Komunitas pengemudi ojol pun menyuarakan kekecewaannya. Mereka menuntut agar kasus ini di proses secara transparan dan korban serta keluarganya mendapatkan keadilan. Solidaritas sesama driver ojol terlihat di berbagai daerah, dengan menggelar doa bersama serta aksi solidaritas.
Sikap Polri
Pihak kepolisian melalui Divisi Humas menyampaikan bahwa kasus ini sedang di tangani secara serius. Bripka Rohmad di proses melalui sidang kode etik, sementara penyelidikan pidana masih berjalan. Polri menegaskan komitmennya untuk berlaku adil dan memberikan sanksi sesuai hasil investigasi.
Kapolri juga menekankan pentingnya evaluasi prosedur operasional pengamanan agar insiden serupa tidak terulang di masa depan. Penggunaan kendaraan taktis harus di lakukan dengan standar keamanan tinggi, terutama ketika berada di ruang publik yang padat masyarakat sipil.
Makna dan Pelajaran
Kasus Bripka Rohmad menjadi pengingat tentang pentingnya keseimbangan antara disiplin kepolisian dan penghormatan terhadap hak asasi manusia. Perintah pimpinan memang harus di jalankan, namun setiap anggota juga memiliki kewajiban moral dan hukum untuk memastikan keselamatan warga sipil.

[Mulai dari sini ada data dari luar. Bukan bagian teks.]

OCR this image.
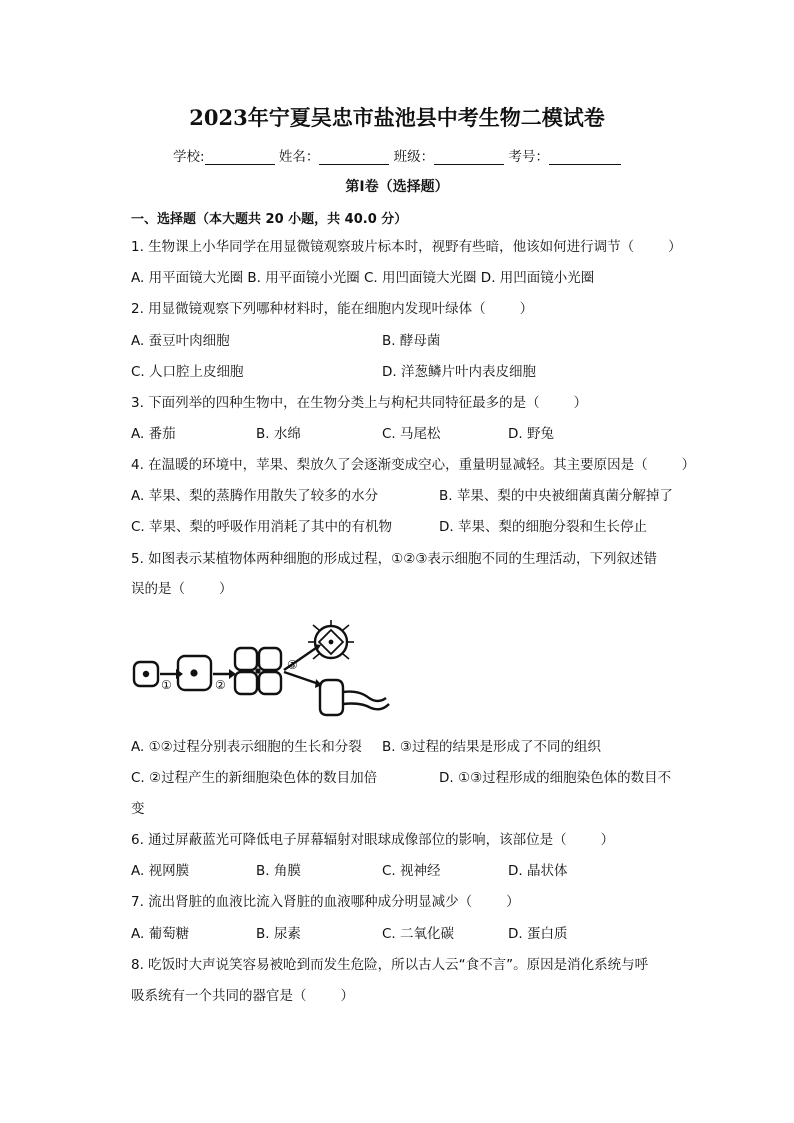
2023年宁夏吴忠市盐池县中考生物二模试卷
学校:	姓名：	班级：	考号：
第Ⅰ卷（选择题）
一、选择题（本大题共 20 小题，共 40.0 分）
1. 生物课上小华同学在用显微镜观察玻片标本时，视野有些暗，他该如何进行调节（	）
A. 用平面镜大光圈 B. 用平面镜小光圈 C. 用凹面镜大光圈 D. 用凹面镜小光圈
2. 用显微镜观察下列哪种材料时，能在细胞内发现叶绿体（	）
A. 蚕豆叶肉细胞	B. 酵母菌
C. 人口腔上皮细胞	D. 洋葱鳞片叶内表皮细胞
3. 下面列举的四种生物中，在生物分类上与枸杞共同特征最多的是（	）
A. 番茄	B. 水绵	C. 马尾松	D. 野兔
4. 在温暖的环境中，苹果、梨放久了会逐渐变成空心，重量明显减轻。其主要原因是（	）
A. 苹果、梨的蒸腾作用散失了较多的水分	B. 苹果、梨的中央被细菌真菌分解掉了
C. 苹果、梨的呼吸作用消耗了其中的有机物	D. 苹果、梨的细胞分裂和生长停止
5. 如图表示某植物体两种细胞的形成过程，①②③表示细胞不同的生理活动，下列叙述错
误的是（	）
①	②
③
A. ①②过程分别表示细胞的生长和分裂 B. ③过程的结果是形成了不同的组织
C. ②过程产生的新细胞染色体的数目加倍	D. ①③过程形成的细胞染色体的数目不
变
6. 通过屏蔽蓝光可降低电子屏幕辐射对眼球成像部位的影响，该部位是（	）
A. 视网膜	B. 角膜	C. 视神经	D. 晶状体
7. 流出肾脏的血液比流入肾脏的血液哪种成分明显减少（	）
A. 葡萄糖	B. 尿素	C. 二氧化碳	D. 蛋白质
8. 吃饭时大声说笑容易被呛到而发生危险，所以古人云“食不言”。原因是消化系统与呼
吸系统有一个共同的器官是（	）
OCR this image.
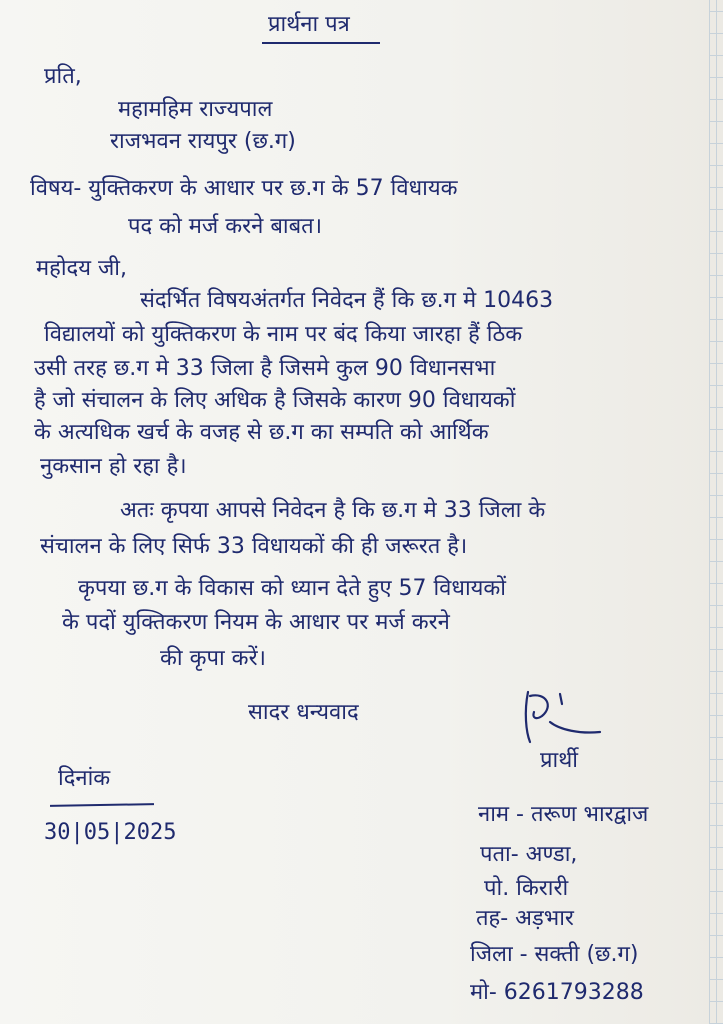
प्रार्थना पत्र
प्रति,
महामहिम राज्यपाल
राजभवन रायपुर (छ.ग)
विषय- युक्तिकरण के आधार पर छ.ग के 57 विधायक
पद को मर्ज करने बाबत।
महोदय जी,
संदर्भित विषयअंतर्गत निवेदन हैं कि छ.ग मे 10463
विद्यालयों को युक्तिकरण के नाम पर बंद किया जारहा हैं ठिक
उसी तरह छ.ग मे 33 जिला है जिसमे कुल 90 विधानसभा
है जो संचालन के लिए अधिक है जिसके कारण 90 विधायकों
के अत्यधिक खर्च के वजह से छ.ग का सम्पति को आर्थिक
नुकसान हो रहा है।
अतः कृपया आपसे निवेदन है कि छ.ग मे 33 जिला के
संचालन के लिए सिर्फ 33 विधायकों की ही जरूरत है।
कृपया छ.ग के विकास को ध्यान देते हुए 57 विधायकों
के पदों युक्तिकरण नियम के आधार पर मर्ज करने
की कृपा करें।
सादर धन्यवाद
दिनांक
30|05|2025
प्रार्थी
नाम - तरूण भारद्वाज
पता- अण्डा,
पो. किरारी
तह- अड़भार
जिला - सक्ती (छ.ग)
मो- 6261793288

Pelajaran utama dari insiden ini adalah perlunya pembenahan dalam mekanisme instruksi, pelatihan, serta kontrol operasional di lapangan. Transparansi dan akuntabilitas juga menjadi kunci agar kepercayaan masyarakat terhadap aparat hukum tetap terjaga.
Penutup
Pengakuan Bripka Rohmad, sopir rantis Brimob yang melindas pengemudi ojol, bahwa dirinya hanya menjalankan perintah pimpinan menimbulkan perdebatan serius. Kasus ini bukan hanya soal individu, melainkan juga menyangkut budaya komando, tanggung jawab hukum, dan perlindungan hak warga sipil.
Publik kini menunggu langkah tegas dari aparat penegak hukum untuk memastikan keadilan di tegakkan. Harapannya, peristiwa ini dapat menjadi titik balik dalam memperbaiki sistem kepolisian agar lebih humanis, profesional, dan senantiasa mengutamakan keselamatan rakyat.